From a broader perspective, economic growth and environmental governance are not mutually exclusive. Both prosperity and the environment can surely flourish side by side.

Fundamentally, a nation’s capacity to grow, prosper, and safeguard the environment hinges on the quality of its institutions and economic system, as shown by The Heritage Foundation’s annual Index of Economic Freedom, which measures economic governance in key areas related to economic growth and prosperity. (The Daily Signal is the news outlet of The Heritage Foundation.)

For more than a quarter of a century, the index has measured, country by country, the advances and retreats in economic freedom around the globe. In the process of doing that, the index has underscored a strong linkage among economic freedom, prosperity, and resilience.

It’s the freer economies—those that uphold the rule of law, private property rights, limited government, regulatory efficiency, and market openness—that do a far better job of achieving more dynamic growth while creating a healthier, cleaner natural environment.

China’s economic freedom has grown over the past few decades at a snail’s pace. Beijing has long taken credit for China’s economic success and wishes to keep it that way. However, the Chinese Communist Party has never abandoned its authoritarian ideology and approach.

Chinese President Xi Jinping has successfully institutionalized the party’s new paradox between craving greater control that puts the party above all and the pursuit of much-needed positive economic outcomes, which has been increasingly challenging.

The Chinese economy remains “mostly unfree.” Previously announced reforms rarely pan out, with pro-market reforms slowed and even derailed in some sectors. Unambiguously, China’s economic freedom deficit distorts markets beyond its borders.

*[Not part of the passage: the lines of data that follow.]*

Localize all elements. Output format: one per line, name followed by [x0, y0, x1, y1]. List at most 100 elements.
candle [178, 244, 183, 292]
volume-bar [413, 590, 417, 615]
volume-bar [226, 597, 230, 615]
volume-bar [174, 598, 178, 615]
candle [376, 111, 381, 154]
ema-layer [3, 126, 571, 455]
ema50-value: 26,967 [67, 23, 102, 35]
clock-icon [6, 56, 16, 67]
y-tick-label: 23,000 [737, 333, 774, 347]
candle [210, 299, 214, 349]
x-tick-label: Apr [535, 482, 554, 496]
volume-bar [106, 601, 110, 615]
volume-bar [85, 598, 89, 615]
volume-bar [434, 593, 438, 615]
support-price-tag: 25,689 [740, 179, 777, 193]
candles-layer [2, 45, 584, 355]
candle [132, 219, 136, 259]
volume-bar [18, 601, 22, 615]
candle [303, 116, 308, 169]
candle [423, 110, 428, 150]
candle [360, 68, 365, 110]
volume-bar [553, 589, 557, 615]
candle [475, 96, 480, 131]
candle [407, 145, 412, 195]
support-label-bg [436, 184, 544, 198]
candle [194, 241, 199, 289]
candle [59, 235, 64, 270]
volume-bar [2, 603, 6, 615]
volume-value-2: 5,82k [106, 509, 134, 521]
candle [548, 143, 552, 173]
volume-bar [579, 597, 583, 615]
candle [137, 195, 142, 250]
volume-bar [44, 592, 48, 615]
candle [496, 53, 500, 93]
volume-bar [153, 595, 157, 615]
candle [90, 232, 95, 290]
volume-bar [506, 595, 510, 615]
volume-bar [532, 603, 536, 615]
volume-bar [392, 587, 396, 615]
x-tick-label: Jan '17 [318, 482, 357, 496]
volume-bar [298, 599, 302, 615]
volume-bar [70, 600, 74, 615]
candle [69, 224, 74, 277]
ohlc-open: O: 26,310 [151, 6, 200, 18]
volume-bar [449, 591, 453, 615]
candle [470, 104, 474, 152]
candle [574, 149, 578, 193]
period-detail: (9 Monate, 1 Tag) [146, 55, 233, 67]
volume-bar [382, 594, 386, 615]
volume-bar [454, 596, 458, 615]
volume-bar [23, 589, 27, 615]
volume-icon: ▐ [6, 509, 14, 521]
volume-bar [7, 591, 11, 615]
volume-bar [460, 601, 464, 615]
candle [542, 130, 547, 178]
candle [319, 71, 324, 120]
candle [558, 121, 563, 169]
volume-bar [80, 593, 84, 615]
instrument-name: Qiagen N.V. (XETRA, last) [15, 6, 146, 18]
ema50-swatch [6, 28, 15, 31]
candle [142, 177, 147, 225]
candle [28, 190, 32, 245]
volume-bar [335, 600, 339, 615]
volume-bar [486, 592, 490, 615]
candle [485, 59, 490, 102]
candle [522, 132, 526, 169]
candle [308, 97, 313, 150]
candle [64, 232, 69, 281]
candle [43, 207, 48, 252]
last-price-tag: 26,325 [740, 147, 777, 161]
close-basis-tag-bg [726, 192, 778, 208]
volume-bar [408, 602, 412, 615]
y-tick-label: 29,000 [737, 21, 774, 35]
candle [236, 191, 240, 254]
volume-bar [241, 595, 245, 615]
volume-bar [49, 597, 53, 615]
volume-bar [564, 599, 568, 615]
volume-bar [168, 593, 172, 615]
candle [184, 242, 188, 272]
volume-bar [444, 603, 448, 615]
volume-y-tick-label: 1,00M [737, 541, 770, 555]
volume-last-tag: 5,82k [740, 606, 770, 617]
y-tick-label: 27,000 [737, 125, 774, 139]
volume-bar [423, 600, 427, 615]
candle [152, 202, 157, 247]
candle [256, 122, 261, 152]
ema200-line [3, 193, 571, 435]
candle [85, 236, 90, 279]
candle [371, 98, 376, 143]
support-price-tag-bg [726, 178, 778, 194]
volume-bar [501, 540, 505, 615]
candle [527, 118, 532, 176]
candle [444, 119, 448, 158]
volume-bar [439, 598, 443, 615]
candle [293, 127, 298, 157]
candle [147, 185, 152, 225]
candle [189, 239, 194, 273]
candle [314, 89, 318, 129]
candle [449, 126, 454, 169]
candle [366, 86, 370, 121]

Kerry said that he hopes the resumption of Washington’s diplomatic talks with Beijing can make a “huge difference” to “save the planet.” But it would be better for him to remember that the ever-greater control of the Chinese Communist Party under Xi—which has increasingly suffocated the intellectual, social, and economic freedom of the Chinese people—is at the core of all the issues that Washington must deal with in shaping its actions toward the communist regime, whether environmental or economic.